Interpret the first 3 principal components by examining the eigenvectors/loadings. Discuss.
cells_pca$rotation[,1:3] PC1 PC2 PC3
Radius -0.3003952 0.52850910 0.27751200
Texture -0.1432175 0.35378530 -0.89839046
Smoothness -0.3482386 -0.32661945 0.12684205
Compactness -0.4584098 -0.07219238 -0.02956419
Concavity -0.4508935 0.12707085 0.04245883
ConcavePts -0.4459288 0.22823091 0.17458320
Symmetry -0.3240333 -0.28112508 -0.08456832
FracDim -0.2251375 -0.57996072 -0.24389523
The first PC gives the most weight to compactness, concavity, and concave points, with all of the values being negative. PC 1 also values texture the least. PC 2 gives the most weight to the radius, which is positive, and the fractal dimension, which is negative. It gives the lease weight to compactness and concavity, and the values are half positive and half negative. PC 3 gives the most weight to texture, which is negative, and it gives the rest of the variables very low weights.

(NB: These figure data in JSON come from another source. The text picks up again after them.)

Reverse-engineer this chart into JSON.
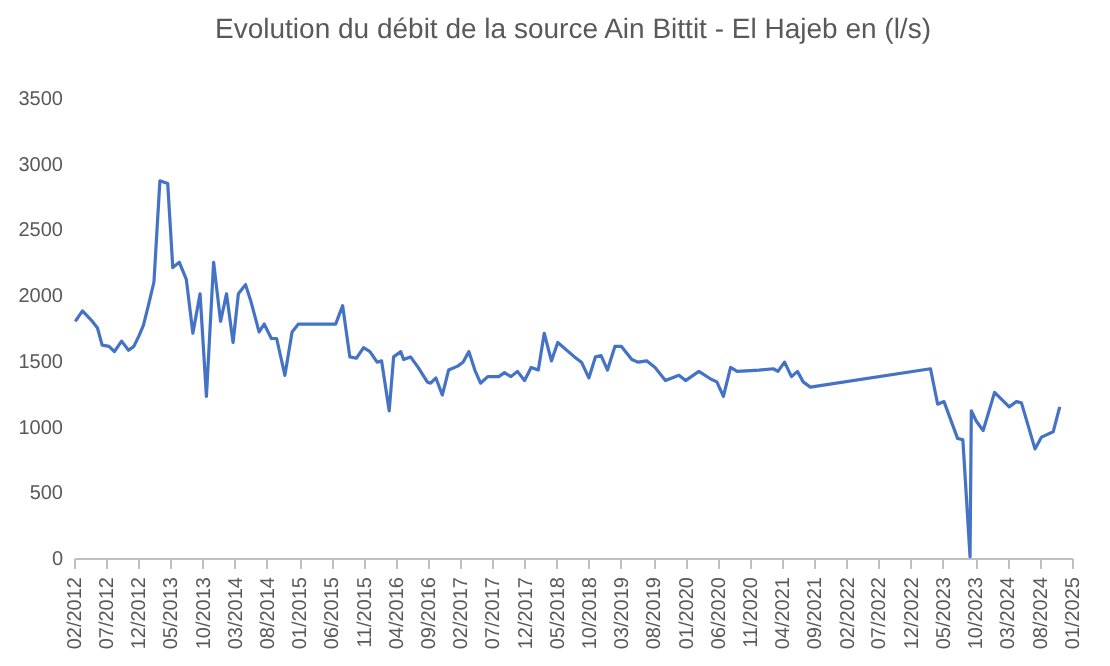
{
  "chart_data": {
    "type": "line",
    "title": "Evolution du débit de la source Ain Bittit - El Hajeb en (l/s)",
    "x": [
      "2012-02-07",
      "2012-03-12",
      "2012-04-28",
      "2012-05-22",
      "2012-06-13",
      "2012-07-16",
      "2012-08-10",
      "2012-09-13",
      "2012-10-16",
      "2012-11-10",
      "2012-12-04",
      "2012-12-25",
      "2013-01-16",
      "2013-02-13",
      "2013-03-13",
      "2013-04-19",
      "2013-05-13",
      "2013-06-13",
      "2013-07-16",
      "2013-08-16",
      "2013-09-19",
      "2013-10-19",
      "2013-11-22",
      "2013-12-25",
      "2014-01-22",
      "2014-02-22",
      "2014-03-19",
      "2014-04-22",
      "2014-05-16",
      "2014-06-25",
      "2014-07-19",
      "2014-08-22",
      "2014-09-16",
      "2014-10-25",
      "2014-11-28",
      "2014-12-28",
      "2015-06-22",
      "2015-07-25",
      "2015-08-28",
      "2015-09-28",
      "2015-11-01",
      "2015-12-01",
      "2016-01-04",
      "2016-01-25",
      "2016-03-01",
      "2016-03-22",
      "2016-04-25",
      "2016-05-08",
      "2016-06-10",
      "2016-07-16",
      "2016-08-28",
      "2016-09-13",
      "2016-10-08",
      "2016-11-07",
      "2016-12-07",
      "2017-01-19",
      "2017-02-13",
      "2017-03-13",
      "2017-04-10",
      "2017-05-07",
      "2017-06-10",
      "2017-08-01",
      "2017-08-28",
      "2017-09-28",
      "2017-10-28",
      "2017-12-01",
      "2018-01-01",
      "2018-02-04",
      "2018-03-04",
      "2018-04-07",
      "2018-05-07",
      "2018-07-25",
      "2018-08-27",
      "2018-10-01",
      "2018-11-01",
      "2018-11-28",
      "2018-12-28",
      "2019-02-01",
      "2019-03-04",
      "2019-04-22",
      "2019-05-22",
      "2019-07-01",
      "2019-08-10",
      "2019-09-28",
      "2019-12-01",
      "2020-01-01",
      "2020-03-04",
      "2020-05-01",
      "2020-05-28",
      "2020-06-28",
      "2020-08-01",
      "2020-09-01",
      "2020-12-13",
      "2021-02-19",
      "2021-03-13",
      "2021-04-13",
      "2021-05-16",
      "2021-06-13",
      "2021-07-10",
      "2021-08-13",
      "2023-03-04",
      "2023-04-07",
      "2023-05-07",
      "2023-07-10",
      "2023-08-04",
      "2023-09-07",
      "2023-09-13",
      "2023-10-07",
      "2023-11-08",
      "2024-01-01",
      "2024-03-10",
      "2024-04-13",
      "2024-05-07",
      "2024-07-10",
      "2024-08-10",
      "2024-10-04",
      "2024-11-04"
    ],
    "series": [
      {
        "color": "#4472c4",
        "values": [
          1800,
          1880,
          1800,
          1750,
          1620,
          1610,
          1570,
          1650,
          1580,
          1610,
          1690,
          1770,
          1910,
          2100,
          2870,
          2850,
          2210,
          2250,
          2120,
          1710,
          2010,
          1230,
          2250,
          1800,
          2010,
          1640,
          2010,
          2080,
          1960,
          1720,
          1780,
          1670,
          1670,
          1390,
          1720,
          1780,
          1780,
          1920,
          1530,
          1520,
          1600,
          1570,
          1490,
          1500,
          1120,
          1530,
          1570,
          1510,
          1530,
          1450,
          1340,
          1330,
          1370,
          1240,
          1430,
          1460,
          1490,
          1570,
          1430,
          1330,
          1380,
          1380,
          1410,
          1380,
          1420,
          1350,
          1450,
          1430,
          1710,
          1500,
          1640,
          1530,
          1490,
          1370,
          1530,
          1540,
          1430,
          1610,
          1610,
          1510,
          1490,
          1500,
          1450,
          1350,
          1390,
          1350,
          1420,
          1360,
          1340,
          1230,
          1450,
          1420,
          1430,
          1440,
          1420,
          1490,
          1380,
          1420,
          1340,
          1300,
          1440,
          1170,
          1190,
          910,
          900,
          10,
          1120,
          1040,
          970,
          1260,
          1150,
          1190,
          1180,
          830,
          920,
          960,
          1150
        ]
      }
    ],
    "xlim": [
      "2012-02",
      "2025-01"
    ],
    "xticks": [
      {
        "value": "2012-02",
        "label": "02/2012"
      },
      {
        "value": "2012-07",
        "label": "07/2012"
      },
      {
        "value": "2012-12",
        "label": "12/2012"
      },
      {
        "value": "2013-05",
        "label": "05/2013"
      },
      {
        "value": "2013-10",
        "label": "10/2013"
      },
      {
        "value": "2014-03",
        "label": "03/2014"
      },
      {
        "value": "2014-08",
        "label": "08/2014"
      },
      {
        "value": "2015-01",
        "label": "01/2015"
      },
      {
        "value": "2015-06",
        "label": "06/2015"
      },
      {
        "value": "2015-11",
        "label": "11/2015"
      },
      {
        "value": "2016-04",
        "label": "04/2016"
      },
      {
        "value": "2016-09",
        "label": "09/2016"
      },
      {
        "value": "2017-02",
        "label": "02/2017"
      },
      {
        "value": "2017-07",
        "label": "07/2017"
      },
      {
        "value": "2017-12",
        "label": "12/2017"
      },
      {
        "value": "2018-05",
        "label": "05/2018"
      },
      {
        "value": "2018-10",
        "label": "10/2018"
      },
      {
        "value": "2019-03",
        "label": "03/2019"
      },
      {
        "value": "2019-08",
        "label": "08/2019"
      },
      {
        "value": "2020-01",
        "label": "01/2020"
      },
      {
        "value": "2020-06",
        "label": "06/2020"
      },
      {
        "value": "2020-11",
        "label": "11/2020"
      },
      {
        "value": "2021-04",
        "label": "04/2021"
      },
      {
        "value": "2021-09",
        "label": "09/2021"
      },
      {
        "value": "2022-02",
        "label": "02/2022"
      },
      {
        "value": "2022-07",
        "label": "07/2022"
      },
      {
        "value": "2022-12",
        "label": "12/2022"
      },
      {
        "value": "2023-05",
        "label": "05/2023"
      },
      {
        "value": "2023-10",
        "label": "10/2023"
      },
      {
        "value": "2024-03",
        "label": "03/2024"
      },
      {
        "value": "2024-08",
        "label": "08/2024"
      },
      {
        "value": "2025-01",
        "label": "01/2025"
      }
    ],
    "ylim": [
      0,
      3500
    ],
    "yticks": [
      0,
      500,
      1000,
      1500,
      2000,
      2500,
      3000,
      3500
    ],
    "grid": false,
    "legend": false
  }
}
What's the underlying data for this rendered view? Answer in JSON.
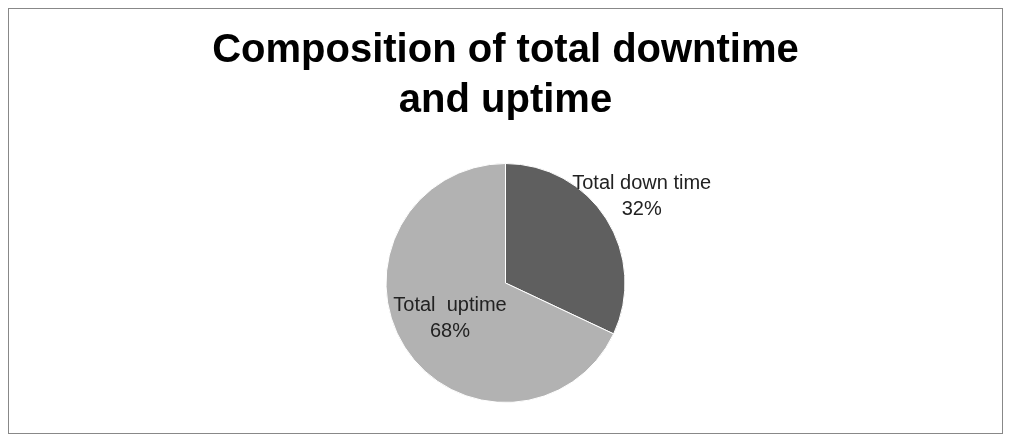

Examine a biplot of the first two PCs. Incorporate the third PC by sizing the points by this variable. (Hint: use fviz_pca to set up a biplot, but set col.ind='white'. Then use geom_point() to maintain full control over the point mapping.) Color-code by whether the cells are benign or malignant. Answer the following:
points <- (data.frame(cells_pca$x[,1:3]) %>% mutate(Diagnosis = bc_cells$Diagnosis))
(fviz_pca(cells_pca, axes = 1:2, col.ind = 'white')
+ geom_point(data = points, aes(x= PC1, y= PC2, size = PC3, color = Diagnosis))
+ scale_size(range = c(1, 4))
)It seems that the most important characteristics are texture, radius, concave points, and concavity. Of the 3 PCs, it seems that PC 1 is the best at differentiating between malignant and benign cells. This is because it gives higher weight to concavity, concave points, and radius. PC 2 gives higher weight to radius and texture but lacks in concavity and concave points. PC 3 gives higher weight to texture but lacks in the rest of the important variables. That is why PC 1 does the best job.